Esse é o teto de vidro que o autor argentino Hernan Diaz, radicado nos Estados Unidos, estilhaça em "Confiança", seu segundo romance. O primeiro, "In the Distance", de 2017, ainda não tem tradução brasileira, apesar de ter feito do autor finalista dos prêmios Pulitzer e PEN/Faulkner.

O pano de fundo é a quebra da Bolsa de Nova York, em 1929. Seus personagens, os grandes articuladores dos mecanismos financeiros que levaram ao crash –daí o título polissêmico "Trust" que, se no original, remete tanto às finanças quanto à moral, em português, perde parte de sua força poética.

São quatro livros num só —um romance na fronteira entre ficção e realidade; o manuscrito petulante e autocondescente de um super-rico; memórias críticas do mesmo personagem e, por fim certo mistério, para evitar spoilers.

No primeiro livro, o escritor fictício Harold Vanner narra duas biografias, a do recluso herdeiro Benjamin, convertido em especulador depois de abandonar o negócio familiar de tabaco; e da brilhante Helen, filha de uma família burguesa falida, que se torna uma mecenas discreta e generosa, depois de se casar com Benjamin.

Na trama, a revista The Atlantic dedica uma crítica a Vanner que caberia ao próprio Díaz. "Nosso cânone está saturado de histórias sobre classe e consumo conspícuo, sobre os modos engessados ou as excentricidades desenfreadas que acompanham a riqueza.
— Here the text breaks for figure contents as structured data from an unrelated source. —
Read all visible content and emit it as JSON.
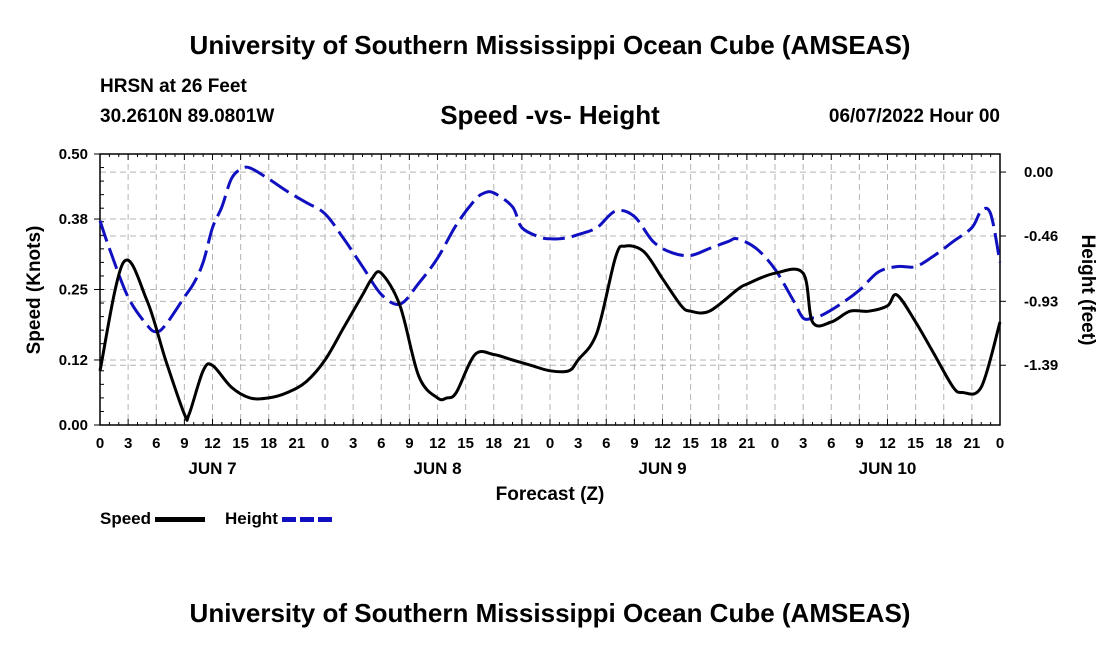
{
  "header": {
    "title": "University of Southern Mississippi Ocean Cube (AMSEAS)",
    "station": "HRSN at 26 Feet",
    "coords": "30.2610N  89.0801W",
    "subtitle": "Speed -vs- Height",
    "date": "06/07/2022 Hour 00"
  },
  "footer": {
    "title": "University of Southern Mississippi Ocean Cube (AMSEAS)"
  },
  "legend": {
    "speed": "Speed",
    "height": "Height"
  },
  "colors": {
    "speed": "#000000",
    "height": "#1010c0",
    "grid": "#b4b4b4"
  },
  "chart_data": {
    "type": "line",
    "xlabel": "Forecast (Z)",
    "ylabel": "Speed (Knots)",
    "y2label": "Height (feet)",
    "x_range_hours": [
      0,
      96
    ],
    "ylim": [
      0,
      0.5
    ],
    "y2lim": [
      -1.82,
      0.13
    ],
    "yticks": [
      "0.00",
      "0.12",
      "0.25",
      "0.38",
      "0.50"
    ],
    "y2ticks": [
      "0.00",
      "-0.46",
      "-0.93",
      "-1.39"
    ],
    "xtick_labels": [
      "0",
      "3",
      "6",
      "9",
      "12",
      "15",
      "18",
      "21",
      "0",
      "3",
      "6",
      "9",
      "12",
      "15",
      "18",
      "21",
      "0",
      "3",
      "6",
      "9",
      "12",
      "15",
      "18",
      "21",
      "0",
      "3",
      "6",
      "9",
      "12",
      "15",
      "18",
      "21",
      "0"
    ],
    "day_labels": [
      {
        "hour": 12,
        "label": "JUN 7"
      },
      {
        "hour": 36,
        "label": "JUN 8"
      },
      {
        "hour": 60,
        "label": "JUN 9"
      },
      {
        "hour": 84,
        "label": "JUN 10"
      }
    ],
    "series": [
      {
        "name": "Speed",
        "axis": "left",
        "x": [
          0,
          2.5,
          5,
          7,
          9,
          9.5,
          11,
          12,
          14,
          16,
          18,
          20,
          22,
          24,
          26,
          28,
          29,
          30,
          32,
          34,
          36,
          37,
          38,
          40,
          42,
          44,
          46,
          48,
          50,
          51,
          53,
          55,
          56,
          58,
          60,
          62,
          63,
          65,
          68,
          69,
          72,
          75,
          76,
          78,
          80,
          82,
          84,
          85,
          87,
          89,
          91,
          92,
          94,
          96
        ],
        "values": [
          0.1,
          0.3,
          0.23,
          0.12,
          0.02,
          0.02,
          0.1,
          0.11,
          0.07,
          0.05,
          0.05,
          0.06,
          0.08,
          0.12,
          0.18,
          0.24,
          0.27,
          0.28,
          0.22,
          0.09,
          0.05,
          0.05,
          0.06,
          0.13,
          0.13,
          0.12,
          0.11,
          0.1,
          0.1,
          0.12,
          0.17,
          0.31,
          0.33,
          0.32,
          0.27,
          0.22,
          0.21,
          0.21,
          0.25,
          0.26,
          0.28,
          0.28,
          0.19,
          0.19,
          0.21,
          0.21,
          0.22,
          0.24,
          0.19,
          0.13,
          0.07,
          0.06,
          0.07,
          0.19
        ]
      },
      {
        "name": "Height",
        "axis": "right",
        "x": [
          0,
          1,
          3,
          5,
          6,
          7,
          9,
          10,
          11,
          12,
          13,
          14,
          15,
          16,
          18,
          20,
          22,
          24,
          26,
          28,
          30,
          32,
          34,
          36,
          38,
          40,
          41,
          42,
          44,
          45,
          47,
          48,
          49,
          50,
          51,
          53,
          55,
          57,
          59,
          61,
          63,
          65,
          67,
          68,
          70,
          72,
          74,
          75,
          76,
          77,
          79,
          81,
          83,
          85,
          87,
          89,
          91,
          93,
          94,
          95,
          96
        ],
        "values": [
          -0.35,
          -0.55,
          -0.9,
          -1.1,
          -1.15,
          -1.1,
          -0.9,
          -0.8,
          -0.65,
          -0.4,
          -0.25,
          -0.05,
          0.02,
          0.03,
          -0.05,
          -0.14,
          -0.22,
          -0.3,
          -0.48,
          -0.68,
          -0.88,
          -0.95,
          -0.8,
          -0.62,
          -0.38,
          -0.2,
          -0.15,
          -0.15,
          -0.25,
          -0.4,
          -0.47,
          -0.48,
          -0.48,
          -0.47,
          -0.45,
          -0.4,
          -0.28,
          -0.32,
          -0.5,
          -0.58,
          -0.6,
          -0.55,
          -0.5,
          -0.48,
          -0.55,
          -0.7,
          -0.93,
          -1.05,
          -1.05,
          -1.03,
          -0.95,
          -0.85,
          -0.72,
          -0.68,
          -0.68,
          -0.6,
          -0.5,
          -0.4,
          -0.28,
          -0.3,
          -0.65
        ]
      }
    ]
  }
}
As narrativas que tentam criticar a riqueza e a desigualdade quase sempre acabam se deslumbrando pela ganância ostentadora que se propõem desmistificar –uma armadilha que o senhor Vanner evita com destreza."

Um dos mais inspirados caminhos de Díaz para evitar a armadilha do deslumbre é a segunda história, que ele próprio definiu como maior desafio do romance —escrever pelas mãos de Andrew Bevel, um milionário que se sente injustiçado por acreditar que sua ganância foi, na verdade, grande responsável pela evolução da nação.
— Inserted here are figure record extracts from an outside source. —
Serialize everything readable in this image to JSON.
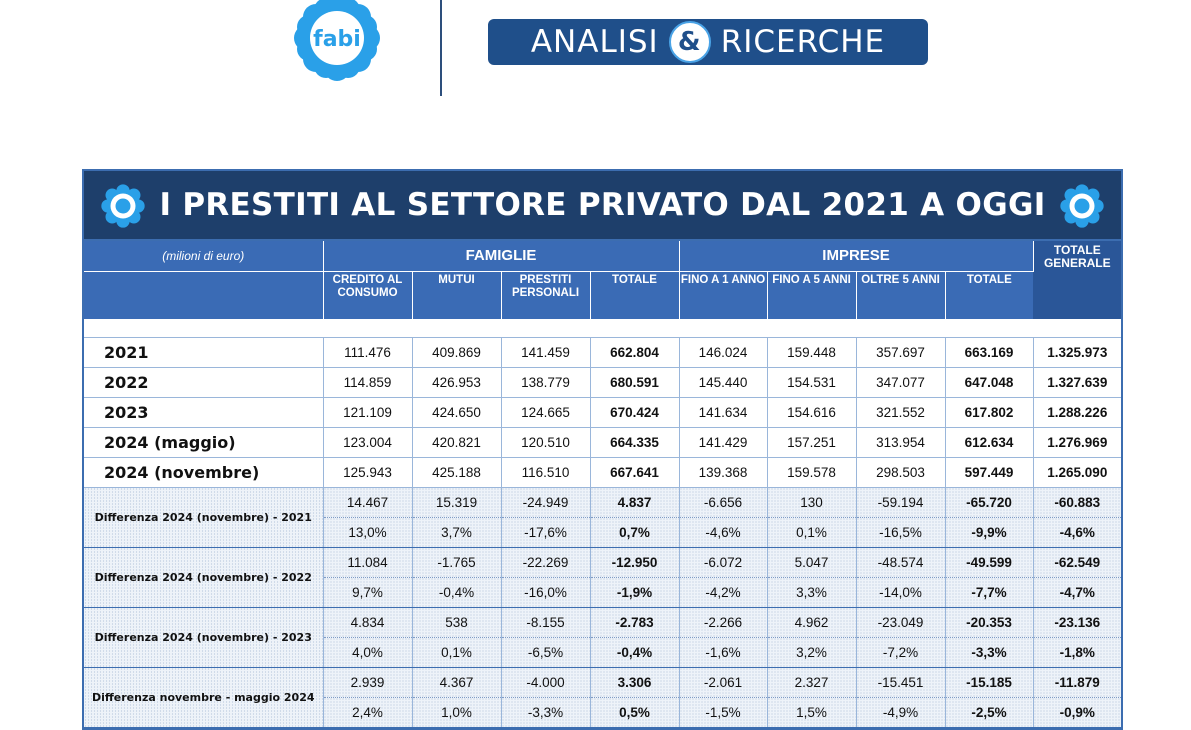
{
  "brand": {
    "logo_text": "fabi",
    "banner_left": "ANALISI",
    "banner_amp": "&",
    "banner_right": "RICERCHE"
  },
  "colors": {
    "navy": "#1e3f6b",
    "header_blue": "#3a6bb5",
    "accent": "#4aa3e6"
  },
  "table": {
    "title": "I PRESTITI AL SETTORE PRIVATO DAL 2021 A OGGI",
    "unit_label": "(milioni di euro)",
    "groups": {
      "famiglie": "FAMIGLIE",
      "imprese": "IMPRESE",
      "totale": "TOTALE GENERALE"
    },
    "columns": [
      "CREDITO AL CONSUMO",
      "MUTUI",
      "PRESTITI PERSONALI",
      "TOTALE",
      "FINO A 1 ANNO",
      "FINO A 5 ANNI",
      "OLTRE 5 ANNI",
      "TOTALE"
    ],
    "years": [
      {
        "label": "2021",
        "values": [
          "111.476",
          "409.869",
          "141.459",
          "662.804",
          "146.024",
          "159.448",
          "357.697",
          "663.169",
          "1.325.973"
        ]
      },
      {
        "label": "2022",
        "values": [
          "114.859",
          "426.953",
          "138.779",
          "680.591",
          "145.440",
          "154.531",
          "347.077",
          "647.048",
          "1.327.639"
        ]
      },
      {
        "label": "2023",
        "values": [
          "121.109",
          "424.650",
          "124.665",
          "670.424",
          "141.634",
          "154.616",
          "321.552",
          "617.802",
          "1.288.226"
        ]
      },
      {
        "label": "2024 (maggio)",
        "values": [
          "123.004",
          "420.821",
          "120.510",
          "664.335",
          "141.429",
          "157.251",
          "313.954",
          "612.634",
          "1.276.969"
        ]
      },
      {
        "label": "2024 (novembre)",
        "values": [
          "125.943",
          "425.188",
          "116.510",
          "667.641",
          "139.368",
          "159.578",
          "298.503",
          "597.449",
          "1.265.090"
        ]
      }
    ],
    "diffs": [
      {
        "label": "Differenza 2024 (novembre) - 2021",
        "abs": [
          "14.467",
          "15.319",
          "-24.949",
          "4.837",
          "-6.656",
          "130",
          "-59.194",
          "-65.720",
          "-60.883"
        ],
        "pct": [
          "13,0%",
          "3,7%",
          "-17,6%",
          "0,7%",
          "-4,6%",
          "0,1%",
          "-16,5%",
          "-9,9%",
          "-4,6%"
        ]
      },
      {
        "label": "Differenza 2024 (novembre) - 2022",
        "abs": [
          "11.084",
          "-1.765",
          "-22.269",
          "-12.950",
          "-6.072",
          "5.047",
          "-48.574",
          "-49.599",
          "-62.549"
        ],
        "pct": [
          "9,7%",
          "-0,4%",
          "-16,0%",
          "-1,9%",
          "-4,2%",
          "3,3%",
          "-14,0%",
          "-7,7%",
          "-4,7%"
        ]
      },
      {
        "label": "Differenza 2024 (novembre) - 2023",
        "abs": [
          "4.834",
          "538",
          "-8.155",
          "-2.783",
          "-2.266",
          "4.962",
          "-23.049",
          "-20.353",
          "-23.136"
        ],
        "pct": [
          "4,0%",
          "0,1%",
          "-6,5%",
          "-0,4%",
          "-1,6%",
          "3,2%",
          "-7,2%",
          "-3,3%",
          "-1,8%"
        ]
      },
      {
        "label": "Differenza novembre - maggio 2024",
        "abs": [
          "2.939",
          "4.367",
          "-4.000",
          "3.306",
          "-2.061",
          "2.327",
          "-15.451",
          "-15.185",
          "-11.879"
        ],
        "pct": [
          "2,4%",
          "1,0%",
          "-3,3%",
          "0,5%",
          "-1,5%",
          "1,5%",
          "-4,9%",
          "-2,5%",
          "-0,9%"
        ]
      }
    ]
  }
}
E pior, num texto medíocre, imerso em um contexto de vulgaridade ostensiva já que, à época, Donald Trump estava no poder. O resultado, graças à profunda ironia inerente à empreitada, é surpreendentemente saboroso.
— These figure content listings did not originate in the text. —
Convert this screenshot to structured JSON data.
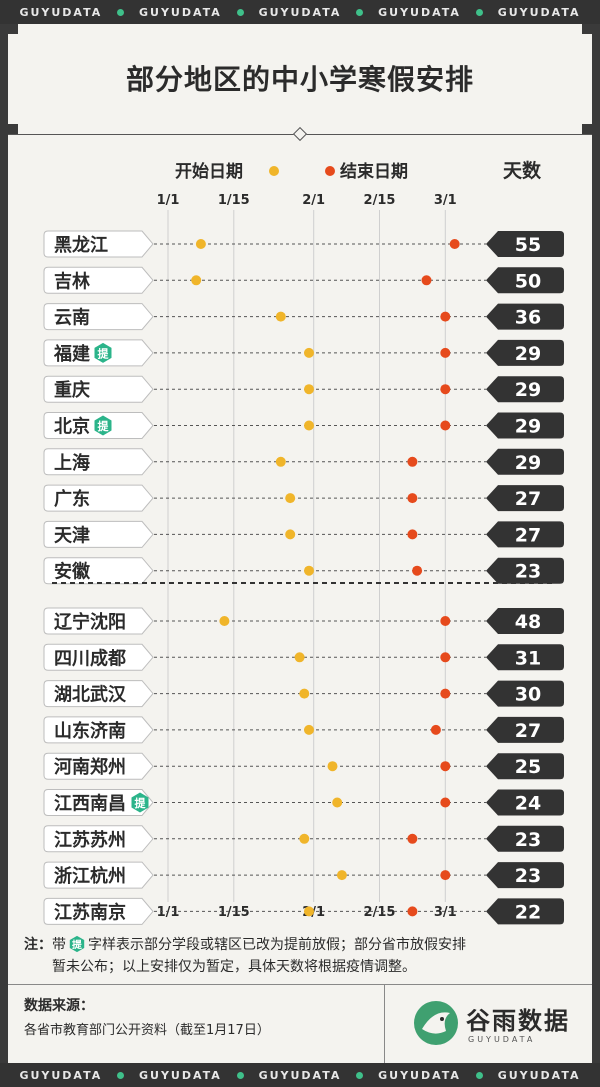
{
  "brand_band": [
    "GUYUDATA",
    "GUYUDATA",
    "GUYUDATA",
    "GUYUDATA",
    "GUYUDATA"
  ],
  "title": "部分地区的中小学寒假安排",
  "legend": {
    "start": "开始日期",
    "end": "结束日期",
    "days_header": "天数"
  },
  "colors": {
    "accent_start": "#f0b52a",
    "accent_end": "#e64a1c",
    "hint_badge": "#2bb48a",
    "days_bg": "#333333"
  },
  "note": {
    "prefix": "注：",
    "line1_a": "带",
    "line1_b": "字样表示部分学段或辖区已改为提前放假；部分省市放假安排",
    "line2": "暂未公布；以上安排仅为暂定，具体天数将根据疫情调整。"
  },
  "hint_badge_text": "提",
  "source": {
    "label": "数据来源：",
    "text": "各省市教育部门公开资料（截至1月17日）"
  },
  "logo": {
    "name": "谷雨数据",
    "sub": "GUYUDATA"
  },
  "chart_data": {
    "type": "range-bar",
    "x_axis": {
      "ticks": [
        "1/1",
        "1/15",
        "2/1",
        "2/15",
        "3/1"
      ],
      "tick_day": [
        0,
        14,
        31,
        45,
        59
      ]
    },
    "groups": [
      {
        "name": "",
        "rows": [
          {
            "region": "黑龙江",
            "start": 7,
            "end": 61,
            "days": 55,
            "hint": false
          },
          {
            "region": "吉林",
            "start": 6,
            "end": 55,
            "days": 50,
            "hint": false
          },
          {
            "region": "云南",
            "start": 24,
            "end": 59,
            "days": 36,
            "hint": false
          },
          {
            "region": "福建",
            "start": 30,
            "end": 59,
            "days": 29,
            "hint": true
          },
          {
            "region": "重庆",
            "start": 30,
            "end": 59,
            "days": 29,
            "hint": false
          },
          {
            "region": "北京",
            "start": 30,
            "end": 59,
            "days": 29,
            "hint": true
          },
          {
            "region": "上海",
            "start": 24,
            "end": 52,
            "days": 29,
            "hint": false
          },
          {
            "region": "广东",
            "start": 26,
            "end": 52,
            "days": 27,
            "hint": false
          },
          {
            "region": "天津",
            "start": 26,
            "end": 52,
            "days": 27,
            "hint": false
          },
          {
            "region": "安徽",
            "start": 30,
            "end": 53,
            "days": 23,
            "hint": false
          }
        ]
      },
      {
        "name": "",
        "rows": [
          {
            "region": "辽宁沈阳",
            "start": 12,
            "end": 59,
            "days": 48,
            "hint": false
          },
          {
            "region": "四川成都",
            "start": 28,
            "end": 59,
            "days": 31,
            "hint": false
          },
          {
            "region": "湖北武汉",
            "start": 29,
            "end": 59,
            "days": 30,
            "hint": false
          },
          {
            "region": "山东济南",
            "start": 30,
            "end": 57,
            "days": 27,
            "hint": false
          },
          {
            "region": "河南郑州",
            "start": 35,
            "end": 59,
            "days": 25,
            "hint": false
          },
          {
            "region": "江西南昌",
            "start": 36,
            "end": 59,
            "days": 24,
            "hint": true
          },
          {
            "region": "江苏苏州",
            "start": 29,
            "end": 52,
            "days": 23,
            "hint": false
          },
          {
            "region": "浙江杭州",
            "start": 37,
            "end": 59,
            "days": 23,
            "hint": false
          },
          {
            "region": "江苏南京",
            "start": 30,
            "end": 52,
            "days": 22,
            "hint": false
          }
        ]
      }
    ]
  }
}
E prepara o terreno para a terceira voz, da jovem filha de um imigrante italiano anarquista, que se torna ghostwriter do autor precedente. Cabe a ela expor a forma como Bevel infla sua importância, enquanto inventa uma personalidade morna para a mulher. A última história amarra magistralmente todas as outras.

E, nesse mosaico, Díaz desnuda como os grandes indutores e beneficiários das crises endêmicas do capitalismo se valem do poder econômico para converter seu saldo de terra arrasada em histórias de sucesso pessoal e familiar, ocultando os cadáveres da acumulação primitiva —escravidão, genocídios, pobreza, fome et cetera.

Não bastasse toda a complexidade crítica e literária, Díaz ainda se impõe o desafio da paridade de gênero, incomodado com a obscena exclusão das mulheres nas narrativas sobre impérios financeiros e seus "Grandes Homens" –uma escolha ideológica para alimentar o mito masculino do triunfo.

Por fim, o livro não exige um MBA em finanças, como alguns podem pensar. É fácil e fluido porque Díaz sabe que a conversa sobre economia é "propositalmente esotérica" e "desenhada para não ser entendida" e que esse hermetismo, seja da intimidade dos ricos, seja do jargão com que eles exercem o poder, é um mero mecanismo de controle.